Washington’daki en büyük zorluk muhtemelen, kapsamına bağlı olarak Suudi Arabistan’ın istediği resmi güvenlik ortaklığını onaylaması gereken Senato’da yaşanacaktır. Her ikisi de güçlü neo-izolasyonist dürtüler taşıyan Demokratlar arasındaki ilerici sol ve sert sağcı Cumhuriyetçi fraksiyondan önemli bir muhalefet beklenebilir. Her iki eğilimin de iyi temsil edildiği Temsilciler Meclisi’nin onayı gerekmeyecek olsa da bu meclisten geçmesi çok daha zor olacaktır. Ancak Senato’da, çoğu Biden gibi Soğuk Savaş’ın şekillendirdiği görüşlere sahip hem sol hem de sağ kanat dış politika merkezcileri hakimiyetini sürdürüyor.

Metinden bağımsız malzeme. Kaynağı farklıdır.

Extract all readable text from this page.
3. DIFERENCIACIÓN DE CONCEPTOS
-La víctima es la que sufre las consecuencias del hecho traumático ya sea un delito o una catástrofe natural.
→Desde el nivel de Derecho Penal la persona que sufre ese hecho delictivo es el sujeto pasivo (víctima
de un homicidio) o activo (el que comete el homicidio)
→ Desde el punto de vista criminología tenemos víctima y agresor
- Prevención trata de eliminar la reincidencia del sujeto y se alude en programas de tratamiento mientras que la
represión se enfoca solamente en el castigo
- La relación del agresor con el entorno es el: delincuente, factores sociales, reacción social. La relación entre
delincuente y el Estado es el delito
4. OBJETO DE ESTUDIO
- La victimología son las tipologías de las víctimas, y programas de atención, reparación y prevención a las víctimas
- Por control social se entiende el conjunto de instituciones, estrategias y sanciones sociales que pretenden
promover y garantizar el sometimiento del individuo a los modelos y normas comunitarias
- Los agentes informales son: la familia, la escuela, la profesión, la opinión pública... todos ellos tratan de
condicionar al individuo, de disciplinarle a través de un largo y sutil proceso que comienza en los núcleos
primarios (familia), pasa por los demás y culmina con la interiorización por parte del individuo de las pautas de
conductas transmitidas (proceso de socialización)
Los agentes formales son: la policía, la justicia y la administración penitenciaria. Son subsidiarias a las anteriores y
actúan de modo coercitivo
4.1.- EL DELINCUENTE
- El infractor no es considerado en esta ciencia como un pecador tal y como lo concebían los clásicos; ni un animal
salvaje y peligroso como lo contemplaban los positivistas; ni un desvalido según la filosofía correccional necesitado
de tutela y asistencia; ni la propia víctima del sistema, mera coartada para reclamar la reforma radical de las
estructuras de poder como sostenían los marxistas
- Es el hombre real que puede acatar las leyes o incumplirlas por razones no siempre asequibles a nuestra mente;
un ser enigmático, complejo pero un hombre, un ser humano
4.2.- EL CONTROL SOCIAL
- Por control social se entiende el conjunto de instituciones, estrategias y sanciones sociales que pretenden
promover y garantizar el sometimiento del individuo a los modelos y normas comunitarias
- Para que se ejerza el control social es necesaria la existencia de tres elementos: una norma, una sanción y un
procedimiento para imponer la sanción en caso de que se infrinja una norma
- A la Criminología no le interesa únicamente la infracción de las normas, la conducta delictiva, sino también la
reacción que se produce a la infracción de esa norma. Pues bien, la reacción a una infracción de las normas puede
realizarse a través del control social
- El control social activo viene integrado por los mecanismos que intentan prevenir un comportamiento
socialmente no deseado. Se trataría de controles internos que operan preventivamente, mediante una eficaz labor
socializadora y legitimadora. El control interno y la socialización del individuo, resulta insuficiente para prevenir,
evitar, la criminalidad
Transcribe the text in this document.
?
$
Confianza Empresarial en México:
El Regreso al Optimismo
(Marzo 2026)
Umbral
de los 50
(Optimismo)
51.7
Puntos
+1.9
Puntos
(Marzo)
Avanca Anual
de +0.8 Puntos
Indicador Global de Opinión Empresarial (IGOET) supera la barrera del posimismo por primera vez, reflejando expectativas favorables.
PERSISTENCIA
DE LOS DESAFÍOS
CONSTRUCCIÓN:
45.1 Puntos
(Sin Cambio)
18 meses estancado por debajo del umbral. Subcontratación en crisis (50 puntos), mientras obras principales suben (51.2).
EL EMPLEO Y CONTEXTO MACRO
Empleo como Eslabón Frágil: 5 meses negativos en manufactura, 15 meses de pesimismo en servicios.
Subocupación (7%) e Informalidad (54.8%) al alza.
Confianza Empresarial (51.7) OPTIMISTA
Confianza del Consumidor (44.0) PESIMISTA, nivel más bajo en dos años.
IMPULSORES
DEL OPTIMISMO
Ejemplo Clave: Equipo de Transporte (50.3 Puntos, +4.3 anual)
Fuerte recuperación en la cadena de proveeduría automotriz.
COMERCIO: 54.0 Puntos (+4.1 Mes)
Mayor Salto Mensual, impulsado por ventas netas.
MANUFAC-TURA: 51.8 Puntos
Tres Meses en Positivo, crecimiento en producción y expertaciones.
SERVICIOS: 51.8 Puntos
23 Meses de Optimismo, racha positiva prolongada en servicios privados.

Washington’un Orta Doğu’daki elini ve Suudi Arabistan’la ilişkilerini büyük ölçüde güçlendiren bir anlaşmanın, Riyad’ın İsrail’le ilişkilerini normalleştirmesiyle birlikte Senato’dan geçmesi muhtemeldir. Gerçekten de senatörler bazı çekincelerini dile getirerek kendilerini siyasi olarak koruduktan sonra, süper çoğunluk bile elde edilebilir. Bu, Biden yönetiminin Demokratların desteğini toplamak için büyük bir çaba sarf ettiği ve böyle bir anlaşmanın ABD ve ortaklarının stratejik duruşunu muazzam ölçüde güçlendireceği ve İran’ın kısa vadeli ve Çin’in Orta Doğu’daki uzun vadeli emellerine önemli bir darbe teşkil edeceği varsayımına dayanıyor.

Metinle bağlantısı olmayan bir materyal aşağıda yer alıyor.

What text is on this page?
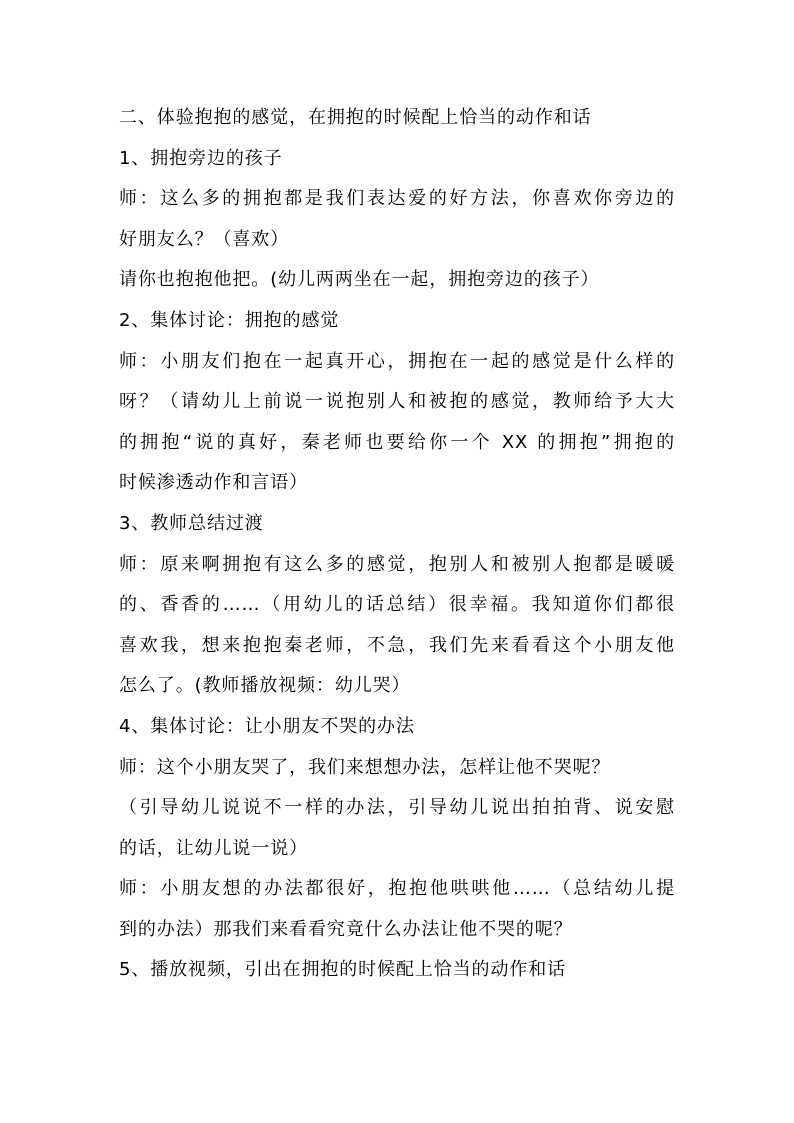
二、体验抱抱的感觉，在拥抱的时候配上恰当的动作和话
1、拥抱旁边的孩子
师：这么多的拥抱都是我们表达爱的好方法，你喜欢你旁边的
好朋友么？（喜欢）
请你也抱抱他把。(幼儿两两坐在一起，拥抱旁边的孩子）
2、集体讨论：拥抱的感觉
师：小朋友们抱在一起真开心，拥抱在一起的感觉是什么样的
呀？（请幼儿上前说一说抱别人和被抱的感觉，教师给予大大
的拥抱“说的真好，秦老师也要给你一个 XX 的拥抱”拥抱的
时候渗透动作和言语）
3、教师总结过渡
师：原来啊拥抱有这么多的感觉，抱别人和被别人抱都是暖暖
的、香香的……（用幼儿的话总结）很幸福。我知道你们都很
喜欢我，想来抱抱秦老师，不急，我们先来看看这个小朋友他
怎么了。(教师播放视频：幼儿哭）
4、集体讨论：让小朋友不哭的办法
师：这个小朋友哭了，我们来想想办法，怎样让他不哭呢？
（引导幼儿说说不一样的办法，引导幼儿说出拍拍背、说安慰
的话，让幼儿说一说）
师：小朋友想的办法都很好，抱抱他哄哄他……（总结幼儿提
到的办法）那我们来看看究竟什么办法让他不哭的呢？
5、播放视频，引出在拥抱的时候配上恰当的动作和话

Senato’daki en büyük problem muhtemelen Suudi sivil nükleer programına verilecek destekle ilgili olacaktır. Washington, bu tür bir destek karşılığında nükleer olmayan güçlerden, nükleer silahların yayılmasını önleme anlaşmasının katı kurallarının çok ötesine geçen bir “123” anlaşmasını talep etmeye alışkındır. Suudi Arabistan söz konusu olduğunda bu normdan sapılmasını eleştirenler BAE’nin 2009’da benzer kısıtlamaları kabul ettiğine işaret edeceklerdir. Ancak Suudi Arabistan’ın nükleer gelişimi söz konusu olduğunda bu tür bir düzenleme pek mantıklı değil.

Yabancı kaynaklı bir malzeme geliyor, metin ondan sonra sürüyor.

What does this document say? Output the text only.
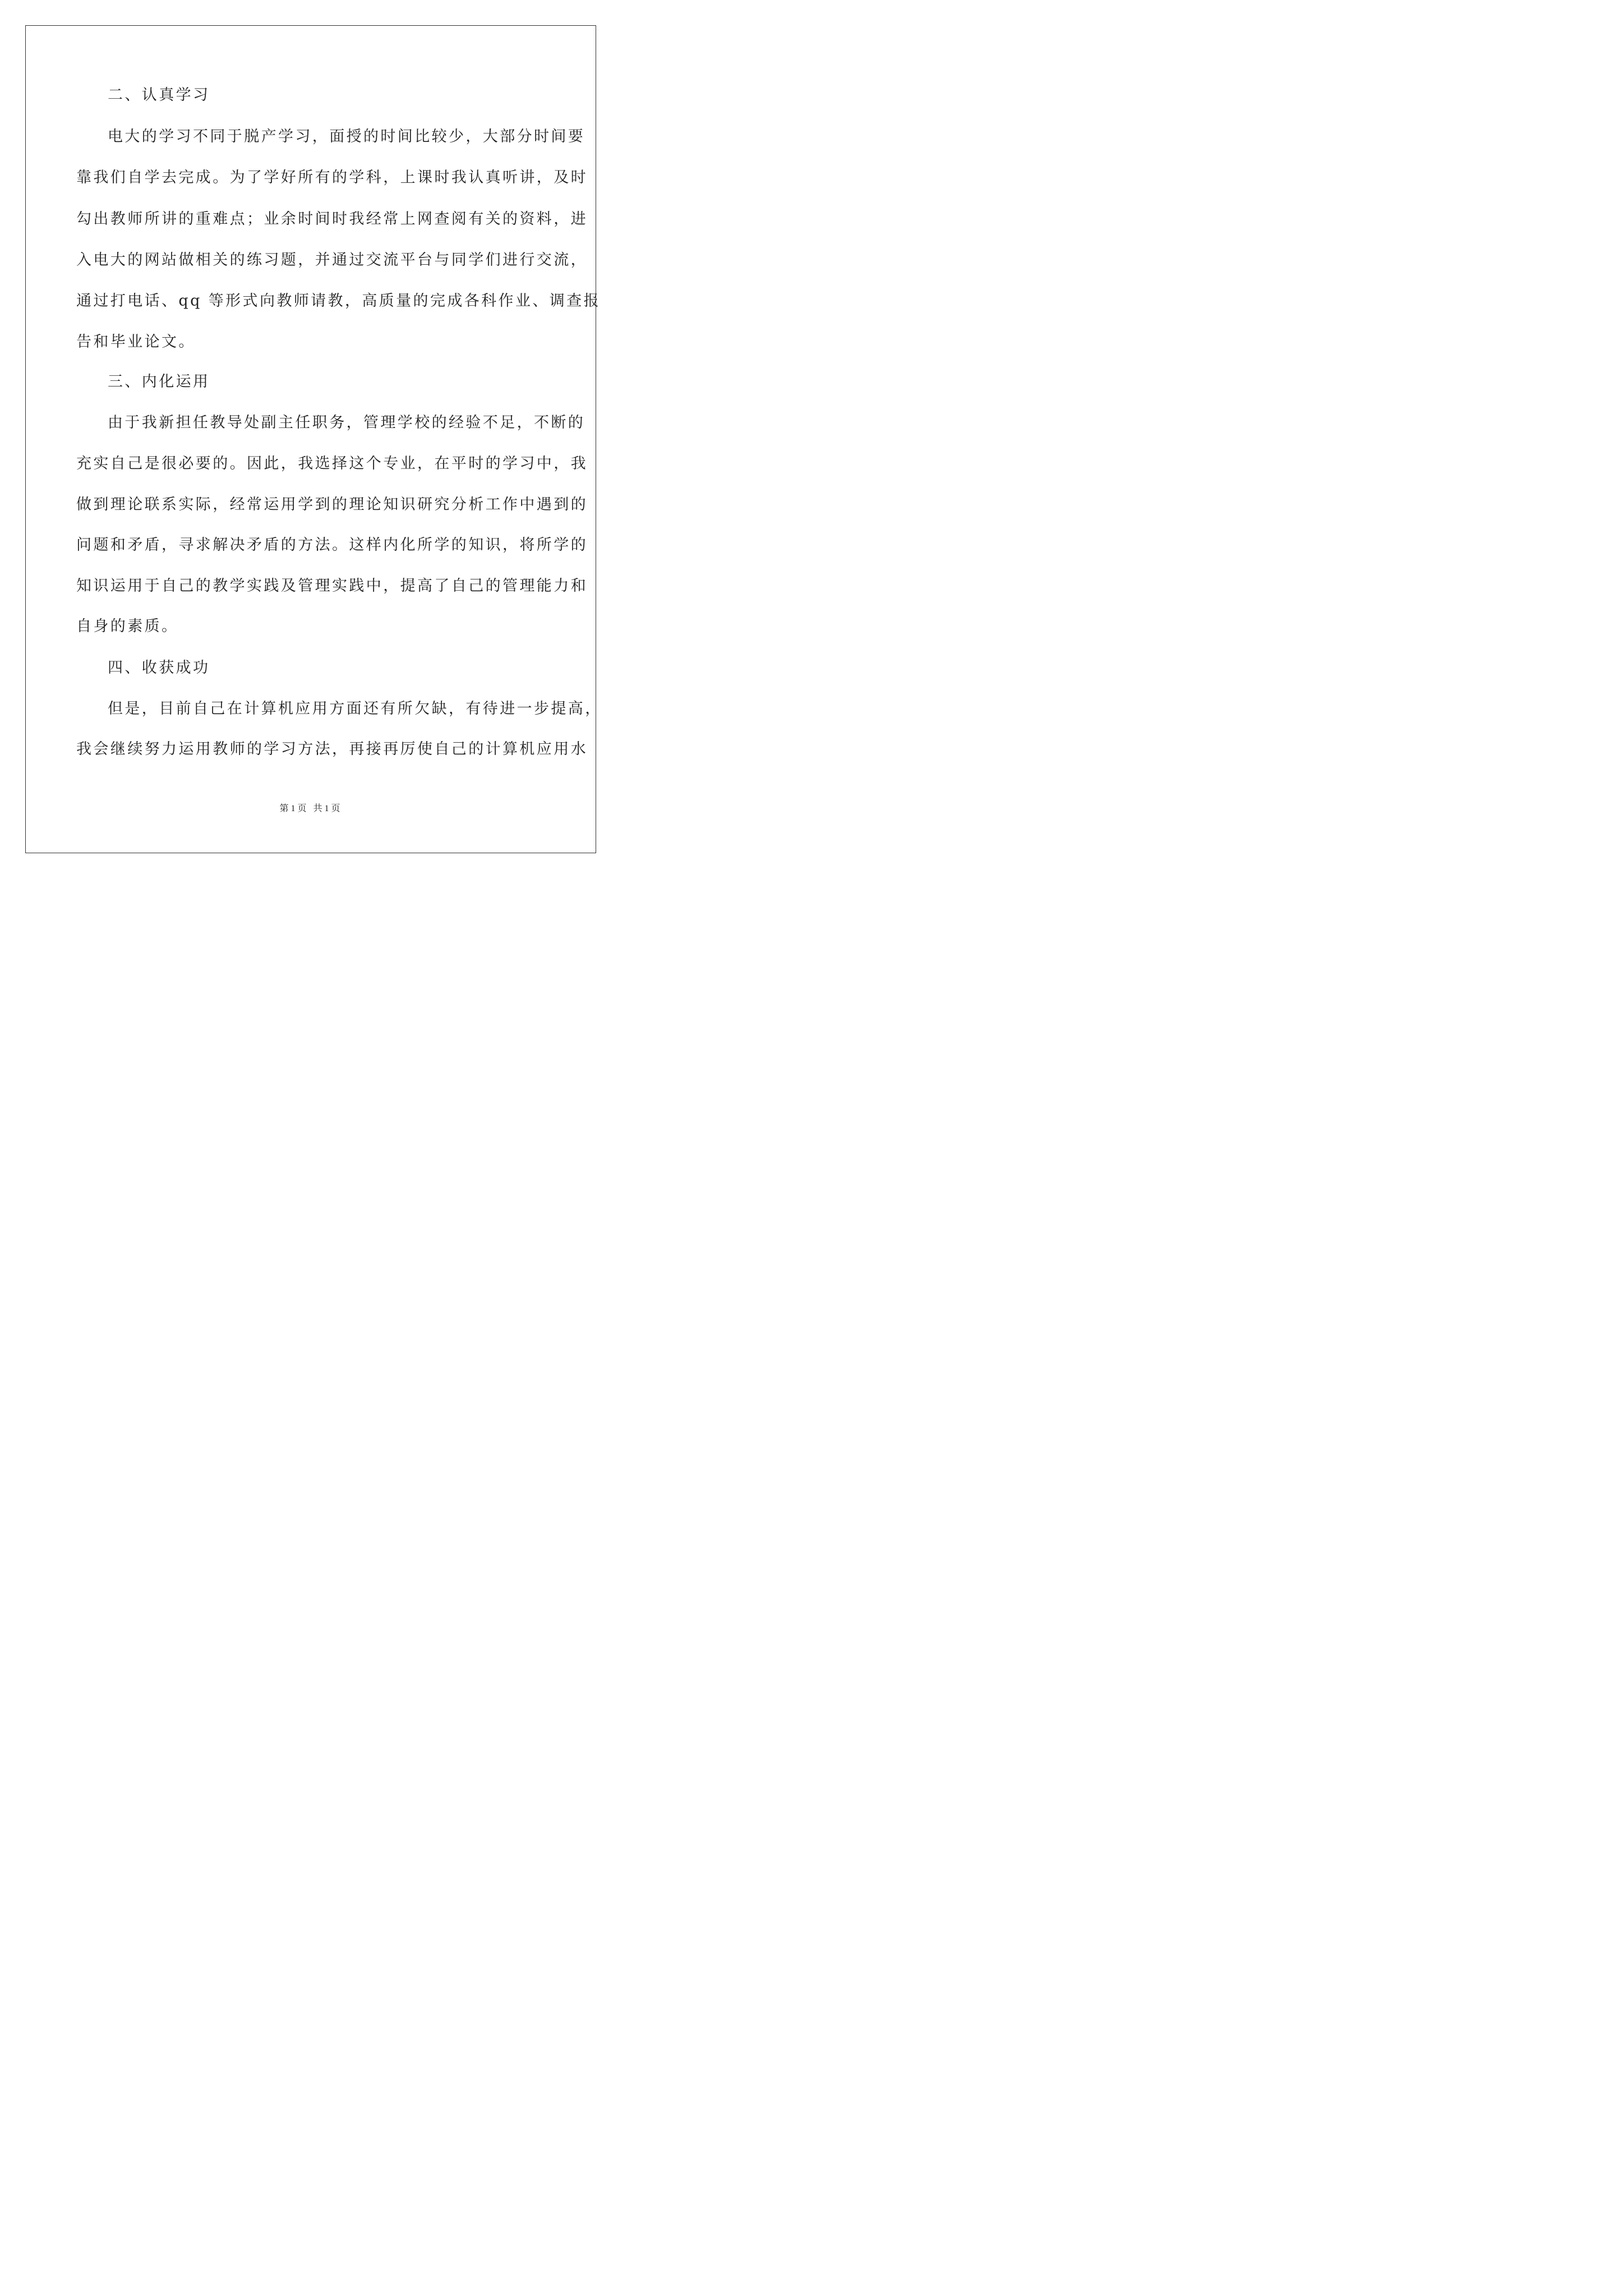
二、认真学习
电大的学习不同于脱产学习，面授的时间比较少，大部分时间要
靠我们自学去完成。为了学好所有的学科，上课时我认真听讲，及时
勾出教师所讲的重难点；业余时间时我经常上网查阅有关的资料，进
入电大的网站做相关的练习题，并通过交流平台与同学们进行交流，
通过打电话、qq 等形式向教师请教，高质量的完成各科作业、调查报
告和毕业论文。
三、内化运用
由于我新担任教导处副主任职务，管理学校的经验不足，不断的
充实自己是很必要的。因此，我选择这个专业，在平时的学习中，我
做到理论联系实际，经常运用学到的理论知识研究分析工作中遇到的
问题和矛盾，寻求解决矛盾的方法。这样内化所学的知识，将所学的
知识运用于自己的教学实践及管理实践中，提高了自己的管理能力和
自身的素质。
四、收获成功
但是，目前自己在计算机应用方面还有所欠缺，有待进一步提高，
我会继续努力运用教师的学习方法，再接再厉使自己的计算机应用水
第 1 页 共 1 页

Ekonomik nedenlerle büyük ölçekte sivil nükleer enerji üretimi geliştirmek isteyen nükleer olmayan güçler arasında Suudi Arabistan benzersiz bir şekilde kendi uranyumuna sahip ve bu uranyumu çıkarma niyetinde. 123 süreci kapsamında, esasen bu uranyumu çıkarması, kullanılabilir çubuklar halinde işlenmek üzere ihraç etmesi, Suudi reaktörlerinde kullanılmak üzere çubukları yeniden ithal etmesi ve ardından kullanılmış çubukları imha edilmek üzere yeniden ihraç etmesi gerekecek. Bu kârlı olmayacak ve Suudiler açısından da pek mantıklı değil. Bu nedenle, Suudi ham ve zenginleştirilmiş uranyumunun veya kullanılmış çubukların pinball tarzı hareketini gözetlemeyi içermeyen bir denetim düzenlemesi daha makuldür. 123 anlaşmaya ilişkin normatif beklenti ve Suudi Arabistan’ın sözde nükleer silah emellerine ilişkin şüpheler nedeniyle bu, Senato’da rağbet görmeyebilir. Dolayısıyla Riyad’ın denetim ve diğer kısıtlamalar konusunda önemli tavizler vermesi ve Washington ile güvenlik anlaşması yürürlükte kaldığı sürece kendi nükleer silah programını asla geliştirmeyeceğini taahhüt etmesi gerekecek. ABD’nin Suudi Arabistan’ın nükleer programıyla ilgili yardım taleplerini karşılamak için ne kadar ileri gitmesi gerektiği konusunda İsrail’in görüşleri de muhtemelen çok önemli olacak.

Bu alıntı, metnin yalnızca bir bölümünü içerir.